4. Someday, we're going to going to encounter another well-planned terrorist attack. (In fact, we already have. The Shampoo Plot was Security Theater, but the Madrid and London commuter bombings were quite real.) They're not all idiots, and disguising bombs as children's toys is not a new idea.
The main criticism I have of the police and the local media is that, if they'd let pictures unpixilated, this would have been identified and explained sooner. The main criticism I have of our politicians is that, in the embarrassment of finding out it was an ad campaign, they're clinging to the "hoax" language, in an attempt to prosecute the perps under that law, rather than just suing them for terminal idiocy.
But Turner and Interference do seriously deserve to be sued for terminal idiocy.
Ten... and after the first one they examined turned out to be a LiteBrite?
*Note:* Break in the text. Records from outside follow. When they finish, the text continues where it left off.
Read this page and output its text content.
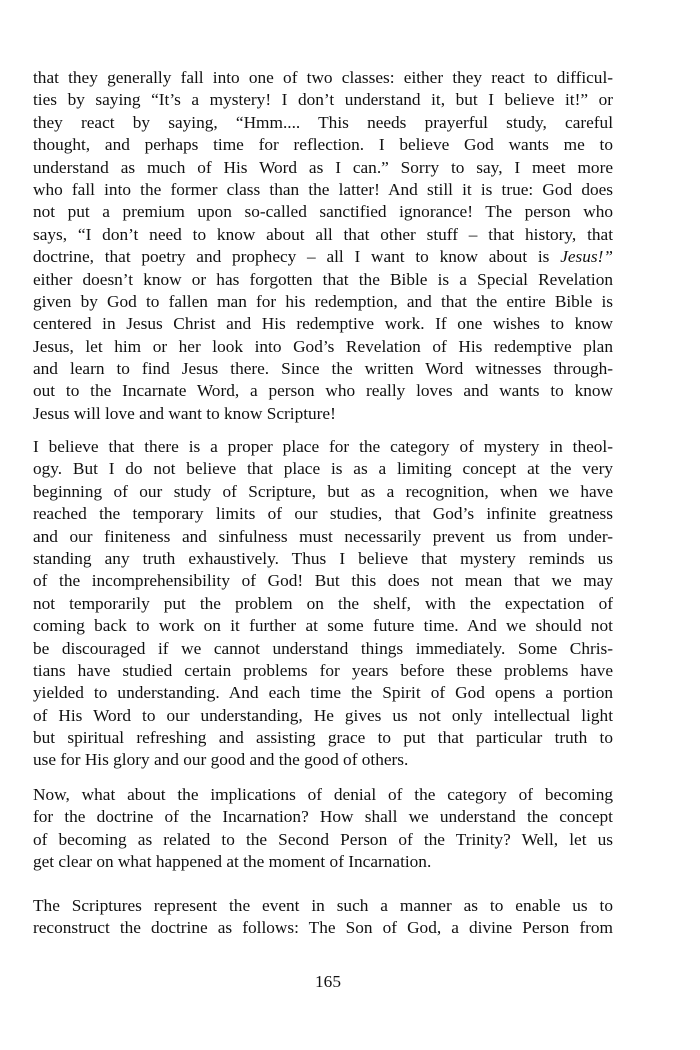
that they generally fall into one of two classes: either they react to difficul-
ties by saying “It’s a mystery! I don’t understand it, but I believe it!” or
they react by saying, “Hmm.... This needs prayerful study, careful
thought, and perhaps time for reflection. I believe God wants me to
understand as much of His Word as I can.” Sorry to say, I meet more
who fall into the former class than the latter! And still it is true: God does
not put a premium upon so-called sanctified ignorance! The person who
says, “I don’t need to know about all that other stuff – that history, that
doctrine, that poetry and prophecy – all I want to know about is Jesus!”
either doesn’t know or has forgotten that the Bible is a Special Revelation
given by God to fallen man for his redemption, and that the entire Bible is
centered in Jesus Christ and His redemptive work. If one wishes to know
Jesus, let him or her look into God’s Revelation of His redemptive plan
and learn to find Jesus there. Since the written Word witnesses through-
out to the Incarnate Word, a person who really loves and wants to know
Jesus will love and want to know Scripture!
I believe that there is a proper place for the category of mystery in theol-
ogy. But I do not believe that place is as a limiting concept at the very
beginning of our study of Scripture, but as a recognition, when we have
reached the temporary limits of our studies, that God’s infinite greatness
and our finiteness and sinfulness must necessarily prevent us from under-
standing any truth exhaustively. Thus I believe that mystery reminds us
of the incomprehensibility of God! But this does not mean that we may
not temporarily put the problem on the shelf, with the expectation of
coming back to work on it further at some future time. And we should not
be discouraged if we cannot understand things immediately. Some Chris-
tians have studied certain problems for years before these problems have
yielded to understanding. And each time the Spirit of God opens a portion
of His Word to our understanding, He gives us not only intellectual light
but spiritual refreshing and assisting grace to put that particular truth to
use for His glory and our good and the good of others.
Now, what about the implications of denial of the category of becoming
for the doctrine of the Incarnation? How shall we understand the concept
of becoming as related to the Second Person of the Trinity? Well, let us
get clear on what happened at the moment of Incarnation.
The Scriptures represent the event in such a manner as to enable us to
reconstruct the doctrine as follows: The Son of God, a divine Person from
165
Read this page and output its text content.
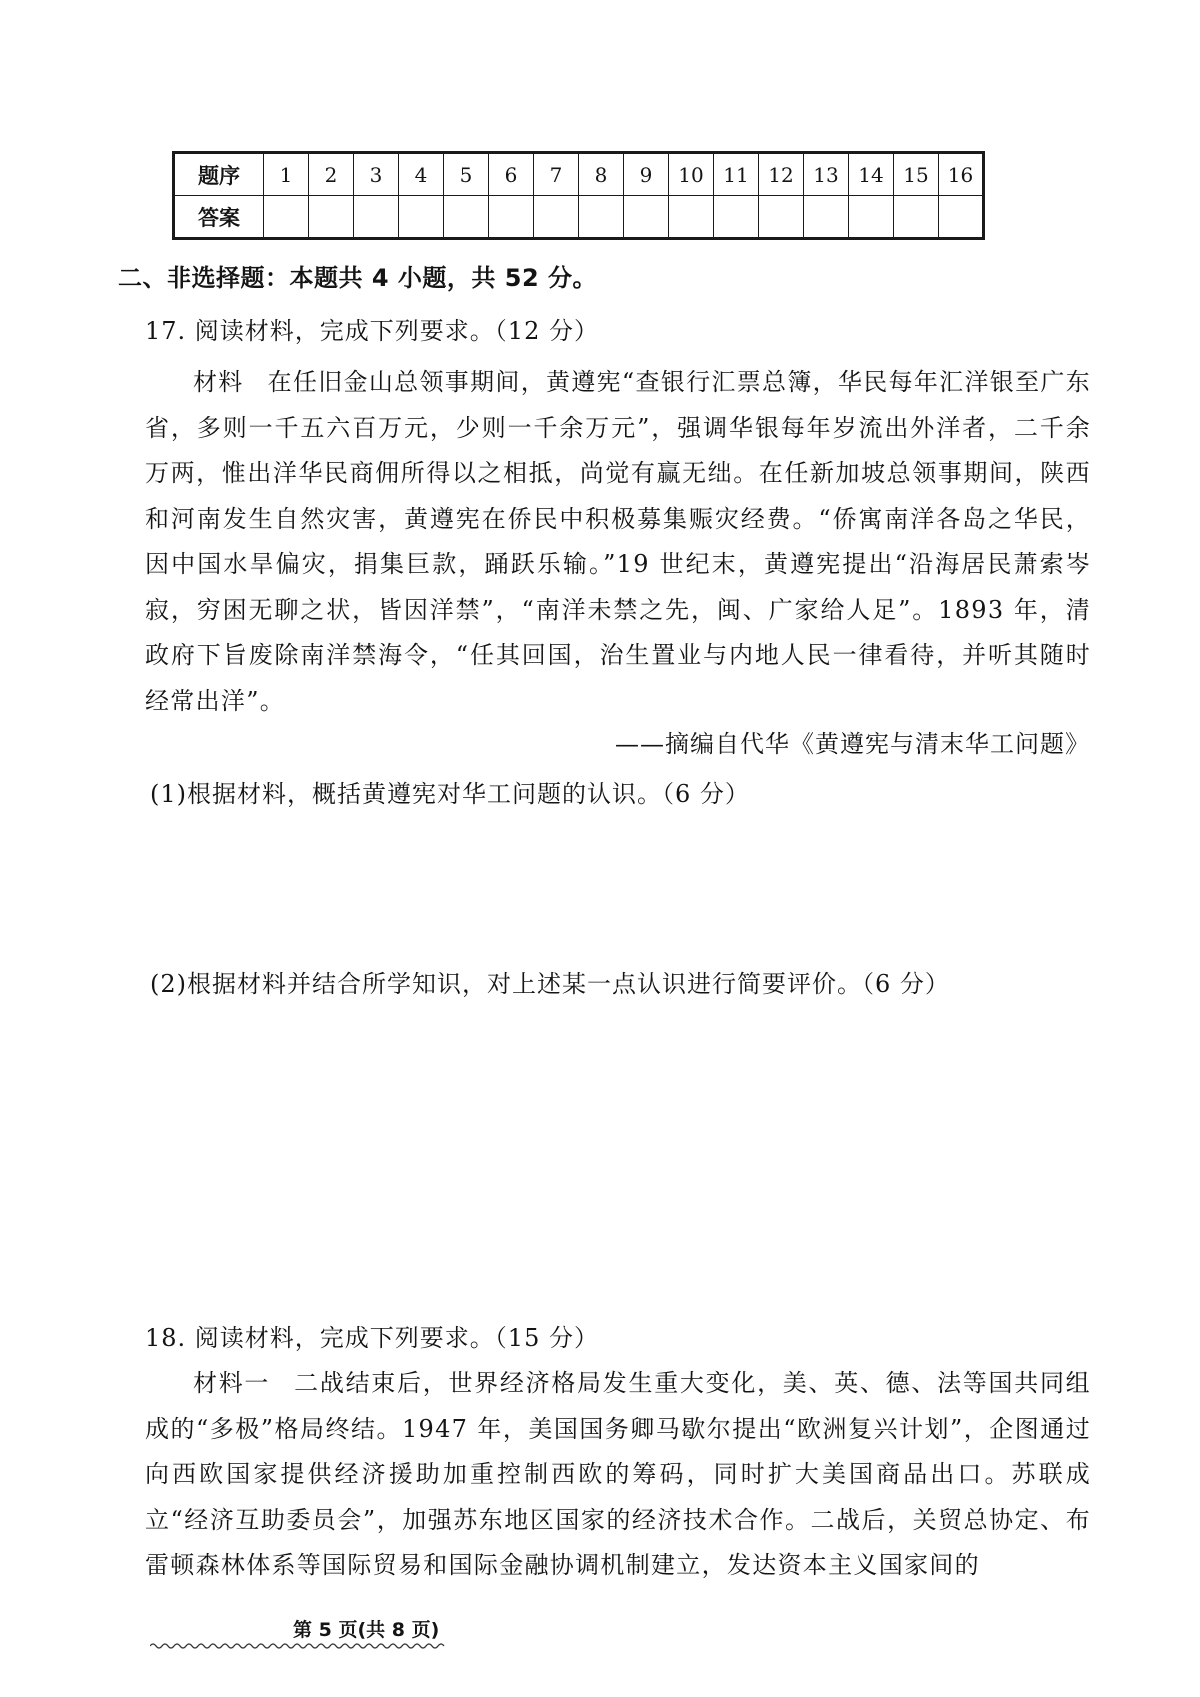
题序	1	2	3	4	5	6	7	8	9	10	11	12	13	14	15	16
答案																
二、非选择题：本题共 4 小题，共 52 分。
17. 阅读材料，完成下列要求。（12 分）

材料 在任旧金山总领事期间，黄遵宪“查银行汇票总簿，华民每年汇洋银至广东省，多则一千五六百万元，少则一千余万元”，强调华银每年岁流出外洋者，二千余万两，惟出洋华民商佣所得以之相抵，尚觉有赢无绌。在任新加坡总领事期间，陕西和河南发生自然灾害，黄遵宪在侨民中积极募集赈灾经费。“侨寓南洋各岛之华民，因中国水旱偏灾，捐集巨款，踊跃乐输。”19 世纪末，黄遵宪提出“沿海居民萧索岑寂，穷困无聊之状，皆因洋禁”，“南洋未禁之先，闽、广家给人足”。1893 年，清政府下旨废除南洋禁海令，“任其回国，治生置业与内地人民一律看待，并听其随时经常出洋”。

——摘编自代华《黄遵宪与清末华工问题》
(1)根据材料，概括黄遵宪对华工问题的认识。（6 分）
(2)根据材料并结合所学知识，对上述某一点认识进行简要评价。（6 分）
18. 阅读材料，完成下列要求。（15 分）

材料一 二战结束后，世界经济格局发生重大变化，美、英、德、法等国共同组成的“多极”格局终结。1947 年，美国国务卿马歇尔提出“欧洲复兴计划”，企图通过向西欧国家提供经济援助加重控制西欧的筹码，同时扩大美国商品出口。苏联成立“经济互助委员会”，加强苏东地区国家的经济技术合作。二战后，关贸总协定、布雷顿森林体系等国际贸易和国际金融协调机制建立，发达资本主义国家间的

第 5 页(共 8 页)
Why not stand down then?
Listen, perhaps hundreds of thousands of people saw these things, in ten cities, over the course of weeks, and instantly evaluated 'em correctly.
This one ranks right up with the Orson Welles War of the Worlds broadcast.
Meanwhile, to add to the What Folktale Covers This thread: The Three Sillies.
#99: exactly.
The problem this little fiasco draws attention to is the fact that our government has once again failed to respond at a level appropriate to the actual threat.
(1) Cat 5 hurricane plowing towards Cat-3 dikes. Government response? Sit on its ass for a week before it hits, then sit on its ass for a week after it hits.
(2) panicked civilian calls in a possible bomb that is actually an Etch-A-Sketch. Government response? Shut down the city for a day, call in every possible gvernment agency to respond: the ATF, the Coast Guard, the FBI, the CIA, the NSA, ABC, NBC, CBS, and CYA.
Both a complete-lack-of-response to a real threat and a oh-my-gawd-we-are-gonna-die-response to a nonexistent threat are totally inappropriate for the agencies who are supposed to be able to deal with these sorts of things.
I still say that the person who called the police in the first place should be flogged. But people panic. I can at least understand that on some level. If you want to live in fear of any object larger than a grapefruit because someone might have hollowed it out and put explosives in it, fine. It's your life. Be an idiot. Just don't expect me to empathize with your state of eternal panic.
Given that people panic, the government response should be to treat any call as a real threat up front, and quickly establish whether it is a false alarm, and call off the dogs. How this escalated over several hours without getting resolved is beyond me.
That's what really pisses me off about this. The proper phrase to describe this is
false alarm
It wan't a "hoax"
it wasn't even a "suspicious device".
It really was a false alarm.
It really was a chicken-little response to a non threat.
It really was a failure of the government to respond to a level appropriate to the actual threat. And they apparently failed to respond at the appropriate level for far longer than should have taken to figure out it was a false alarm.
JC at #94: (Actually, I should point out that some suitably devious and clever person (not me) could orchestrate some sort of DDOS attack on the bomb squad.)
That's precisely what the IRA used to do every so often. You can cause an awful lot of disruption with very little risk and effort using variations on the theme of "every tenth device is real, and sometimes all ten on the same day are real".
For info on the "devices" in San Francisco, see this (from SFGate).
I guess it's kind of strange that the Charles River was "shut down" for boat travel when the river is actually frozen over right now.
abi @ #83, yes, a fascinating book. That's only one of many good stories in it. It's called Braver Men Walk Away, by Peter Gurney (MBE, GM and Bar). I hope you still have your copy, it seems to be out of print.
The department that Bush has put together resembles a clown car -- clowns pour out and run around doing their clown things that result in no fruitful activity.
I have a friend who works for the IRS. She says IRS employees are grateful because FEMA has become the most hated agency of the government. The silver lining for them, I suppose.